Stęskniłam się

Wtorek, 20 listopada 2012 · Komentarze(6)
Kategoria Przyjemności
.
Stęskniłam się za regularnym i wyczerpującym blogowankiem.
Bo blog to jednak fajna rzecz żeby sobie pogadać co człowiekowi w głowie i pod 4-5 przestrzenią międzyżebrową. I to na dodatek pogadać do woli.

No bo która koleżanka da radę wysłuchać 20-sty raz że nienawidzę jeździć autobusami? Żadną. A blog cierpliwy. I da :) I 20-sty i 50-ty też. Nie będzie marudził, że go to nieobchodzi, nie będzie dyskutował w najbardziej nieoczekiwanych i drażliwych sprawach.

Ja nie mówię, mimo tych wszystkich "wad" koleżanki są w życiu niezbędne.

Ale blog też jest :)

No to jadymy :)
Nie wsiadłam na rower od zeszłego czwartku. Stan zapalny zatok, za malutka dawka antybiotyków, od poniedziałku zamiast do pracy lekarz i jadymy znów z końską azytromycyną.
To z negatywnych rzeczy.

Z rzeczy heroicznych - wybrałam się dziś do M1. Niestety autobusem, a nienawidzę jeździć autobusami. Zamówiłam na necie wypaśne drewno kominkowe - królewski jesion. Ale za ciepłem tęsknię już teraz, więc wybrałam się po 2 siatki drewnianych kłódek. Jezu jaki dramat. Ja chora, 2 ciężkie siaty tak po równo w każdą moją schorowaną łapkę, w zatłoczonym autobusie. Jeszcze się rano naoglądałam zdjęć koleżanek na tym nieszczęsnym Facebooku: pełnia-szczęścia-przystojny-mąż-góry-grono-znajomych. A jakby wyglądało MOJE zdjęcie na Facebooku? plująca-pełnia-nieszczęścia-autobus-dwie-siatki-z-cholernie-ciężkim-drewnem. Eeeeeeeeeeech i wrrrrrrrrrrrr. Wrrrraaghhhh.

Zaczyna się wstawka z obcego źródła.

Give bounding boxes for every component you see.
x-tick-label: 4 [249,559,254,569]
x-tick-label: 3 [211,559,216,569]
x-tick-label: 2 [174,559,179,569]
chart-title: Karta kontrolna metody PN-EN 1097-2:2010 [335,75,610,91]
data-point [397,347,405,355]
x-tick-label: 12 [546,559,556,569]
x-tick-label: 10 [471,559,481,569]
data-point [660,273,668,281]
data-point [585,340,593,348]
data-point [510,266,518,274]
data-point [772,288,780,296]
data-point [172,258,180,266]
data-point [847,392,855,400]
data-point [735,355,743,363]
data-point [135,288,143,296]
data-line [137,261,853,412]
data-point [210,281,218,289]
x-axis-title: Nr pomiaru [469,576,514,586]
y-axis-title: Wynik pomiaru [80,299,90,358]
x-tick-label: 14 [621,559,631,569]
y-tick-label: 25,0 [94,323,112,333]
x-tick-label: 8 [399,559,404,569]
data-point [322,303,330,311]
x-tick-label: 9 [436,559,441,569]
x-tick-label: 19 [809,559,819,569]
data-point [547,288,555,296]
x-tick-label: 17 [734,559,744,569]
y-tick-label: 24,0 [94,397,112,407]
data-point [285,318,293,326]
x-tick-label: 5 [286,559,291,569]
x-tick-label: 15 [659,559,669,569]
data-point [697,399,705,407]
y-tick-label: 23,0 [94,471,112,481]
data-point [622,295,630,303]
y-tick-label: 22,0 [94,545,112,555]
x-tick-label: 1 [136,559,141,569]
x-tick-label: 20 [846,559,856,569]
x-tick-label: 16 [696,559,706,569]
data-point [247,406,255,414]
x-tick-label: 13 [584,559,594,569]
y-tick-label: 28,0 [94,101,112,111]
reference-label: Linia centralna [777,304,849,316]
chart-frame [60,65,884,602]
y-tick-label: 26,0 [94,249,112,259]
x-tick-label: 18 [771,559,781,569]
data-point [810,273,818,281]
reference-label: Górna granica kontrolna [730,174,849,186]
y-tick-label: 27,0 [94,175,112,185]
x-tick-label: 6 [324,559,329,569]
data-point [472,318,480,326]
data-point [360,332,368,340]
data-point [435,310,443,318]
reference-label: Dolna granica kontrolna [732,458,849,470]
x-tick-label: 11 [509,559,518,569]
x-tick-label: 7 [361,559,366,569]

Moim jedynym (ale za to jakim :) ) pocieszeniem była dodatkowa mała reklamóweczka z prześlicznym futerkowym (sztucznym rzecz jasna) futerkiem-kominkiem w którym jak dla mnie, to wyglądam prawie jak rosyjska księżniczka :) ;) :)

No teraz to już w ogóle jestem pocieszona, bo sobie piszę, grzeję się przy....
Przywiezione drewno © yoasia


Ładując zdjęcie mojego kominka wyświetliły mi się zdjęcia Kocuriady z wycieczki po Hiszpanii i na początku jęknęłam, ale tym razem króciutko i jakoś lżej, bo jednak jakoś bikestats to nie facebook. A zdjęcia śliczne i gorąco polecam zerknąć

Komentarze (6)

Mors :) Ta przedostatnia wypowiedź była poprawna - mam fejsa i masz rację, że żałuje :) :) :)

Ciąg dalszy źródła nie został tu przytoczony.